These findings present some practical and theoretical implications. On the practical level, it is reassuring to observe that despite the proliferation of TV shows and discussion in the mass media of the various techniques involved in the analysis of forensic evidence, most offenders are not influenced by this knowledge when committing their crimes. In fact, even if some offenders are aware of this knowledge, they are likely to forget or to be distracted during the crime-commission process, neglecting to take precautions (e.g., Beauregard & Bouchard, 2010). Contrary to some specific forms of crime where technology changed the way to proceed (e.g., check fraud, bank robbery), sexual assaults are still being committed in the same way as they were when Amir (1971) first published his study. Although some variations may appear year after year, there seems to be an overall stability in the way criminals are committing sexual assaults – at least for sexual crimes involving female strangers. Investigators do not need to worry about criminals adapting their modus operandi and changing the way they commit their crime to avoid detection.

Such findings could also be useful for clinicians working with individuals who have committed sexual assaults against female strangers. More specifically, knowing that patterns of modus operandi appear to be mainly stable can inform the offense chains or their offending pathways (Proulx et al., 2014). This information can be used in the classification of these individuals (i.e., typologies), which in turn may help in the identification of specific treatment targets, such as anger management and deviant sexual preferences.

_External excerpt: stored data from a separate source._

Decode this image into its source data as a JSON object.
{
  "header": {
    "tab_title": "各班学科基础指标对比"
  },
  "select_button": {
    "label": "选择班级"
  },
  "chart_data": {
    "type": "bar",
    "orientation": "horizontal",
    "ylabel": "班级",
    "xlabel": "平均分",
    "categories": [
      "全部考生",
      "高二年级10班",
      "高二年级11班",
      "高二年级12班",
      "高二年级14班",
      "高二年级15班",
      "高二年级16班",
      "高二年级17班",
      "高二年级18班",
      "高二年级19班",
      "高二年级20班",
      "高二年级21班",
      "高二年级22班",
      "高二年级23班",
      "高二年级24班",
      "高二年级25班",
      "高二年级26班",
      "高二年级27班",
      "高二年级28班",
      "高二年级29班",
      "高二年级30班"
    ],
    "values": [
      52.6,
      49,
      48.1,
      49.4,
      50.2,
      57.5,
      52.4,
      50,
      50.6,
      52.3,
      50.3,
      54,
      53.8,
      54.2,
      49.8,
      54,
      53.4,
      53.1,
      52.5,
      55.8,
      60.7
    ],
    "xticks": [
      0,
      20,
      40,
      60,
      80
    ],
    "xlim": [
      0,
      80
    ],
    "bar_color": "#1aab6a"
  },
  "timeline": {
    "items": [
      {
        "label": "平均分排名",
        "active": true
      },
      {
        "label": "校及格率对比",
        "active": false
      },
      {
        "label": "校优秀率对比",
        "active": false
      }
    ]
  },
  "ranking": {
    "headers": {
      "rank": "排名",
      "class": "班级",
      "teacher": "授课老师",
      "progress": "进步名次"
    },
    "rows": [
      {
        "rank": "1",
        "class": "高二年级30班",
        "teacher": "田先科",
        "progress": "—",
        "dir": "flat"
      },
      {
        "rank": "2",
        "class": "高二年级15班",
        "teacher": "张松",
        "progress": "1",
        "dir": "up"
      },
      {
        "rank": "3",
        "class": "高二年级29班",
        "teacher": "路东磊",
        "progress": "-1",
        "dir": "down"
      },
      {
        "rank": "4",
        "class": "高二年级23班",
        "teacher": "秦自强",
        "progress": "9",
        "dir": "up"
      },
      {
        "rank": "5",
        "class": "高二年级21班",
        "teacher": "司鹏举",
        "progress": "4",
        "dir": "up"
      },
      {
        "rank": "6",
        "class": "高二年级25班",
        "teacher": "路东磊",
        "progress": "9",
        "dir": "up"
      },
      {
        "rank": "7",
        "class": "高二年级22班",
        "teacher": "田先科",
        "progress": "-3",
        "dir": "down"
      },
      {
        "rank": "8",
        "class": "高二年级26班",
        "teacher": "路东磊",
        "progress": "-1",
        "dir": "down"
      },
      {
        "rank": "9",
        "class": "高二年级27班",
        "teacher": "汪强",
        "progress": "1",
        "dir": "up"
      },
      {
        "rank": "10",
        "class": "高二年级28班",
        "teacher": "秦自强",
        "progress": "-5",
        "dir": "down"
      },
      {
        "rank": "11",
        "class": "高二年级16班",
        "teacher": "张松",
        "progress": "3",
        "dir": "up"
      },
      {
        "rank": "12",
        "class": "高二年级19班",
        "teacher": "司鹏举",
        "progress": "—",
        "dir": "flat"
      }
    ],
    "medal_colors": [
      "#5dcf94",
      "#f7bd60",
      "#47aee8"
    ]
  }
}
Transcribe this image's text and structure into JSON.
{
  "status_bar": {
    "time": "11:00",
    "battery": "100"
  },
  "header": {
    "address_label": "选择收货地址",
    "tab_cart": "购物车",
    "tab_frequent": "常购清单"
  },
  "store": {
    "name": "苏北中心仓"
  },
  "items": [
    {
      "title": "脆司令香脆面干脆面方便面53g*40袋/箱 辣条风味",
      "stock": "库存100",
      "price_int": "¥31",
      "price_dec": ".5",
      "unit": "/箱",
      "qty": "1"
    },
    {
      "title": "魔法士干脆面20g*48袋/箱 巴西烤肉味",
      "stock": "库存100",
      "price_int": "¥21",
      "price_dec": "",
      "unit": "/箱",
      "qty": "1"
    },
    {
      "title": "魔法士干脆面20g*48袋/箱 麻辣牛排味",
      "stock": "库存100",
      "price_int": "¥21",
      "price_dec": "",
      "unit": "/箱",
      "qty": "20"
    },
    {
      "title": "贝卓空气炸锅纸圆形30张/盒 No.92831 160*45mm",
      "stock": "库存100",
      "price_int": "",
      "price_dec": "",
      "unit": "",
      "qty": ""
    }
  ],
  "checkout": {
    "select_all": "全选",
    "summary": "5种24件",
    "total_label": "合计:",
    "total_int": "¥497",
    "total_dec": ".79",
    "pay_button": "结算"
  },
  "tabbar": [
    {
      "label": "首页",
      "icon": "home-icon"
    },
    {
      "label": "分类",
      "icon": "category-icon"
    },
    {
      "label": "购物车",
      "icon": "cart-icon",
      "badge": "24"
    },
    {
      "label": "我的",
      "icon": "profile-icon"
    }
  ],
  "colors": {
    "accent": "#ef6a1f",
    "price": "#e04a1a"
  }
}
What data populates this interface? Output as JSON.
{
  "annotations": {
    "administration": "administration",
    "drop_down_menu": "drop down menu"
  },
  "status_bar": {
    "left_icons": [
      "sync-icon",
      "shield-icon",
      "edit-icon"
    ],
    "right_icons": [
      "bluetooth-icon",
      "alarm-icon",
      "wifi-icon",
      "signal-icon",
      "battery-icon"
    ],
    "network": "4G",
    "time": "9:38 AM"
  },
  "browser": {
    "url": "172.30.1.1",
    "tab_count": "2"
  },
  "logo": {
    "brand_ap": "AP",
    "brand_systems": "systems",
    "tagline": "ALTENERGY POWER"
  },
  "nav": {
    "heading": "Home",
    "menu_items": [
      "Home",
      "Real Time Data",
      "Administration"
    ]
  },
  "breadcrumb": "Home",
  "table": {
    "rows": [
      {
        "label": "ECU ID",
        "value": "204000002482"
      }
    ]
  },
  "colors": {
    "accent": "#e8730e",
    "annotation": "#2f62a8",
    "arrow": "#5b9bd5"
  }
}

On the theoretical level, these findings are showing that it does not matter how old data on the crime-commission process are. This is important for researchers who study the modus operandi and the crime-commission process of individuals who have committed sexual crimes. This means that there is no empirical justification to limit a sample based on the years the crimes have been committed or worse, to not use (or limit) a specific dataset based on when it was collected. Moreover, these results are suggesting that what was found in the past on the modus operandi involved in sexual crimes might still be accurate today, despite the years that have passed. Researchers in the field could then go back to the pioneer work of researchers such as Amir and use their findings to better understand how and why offenders commit their crimes the way they do.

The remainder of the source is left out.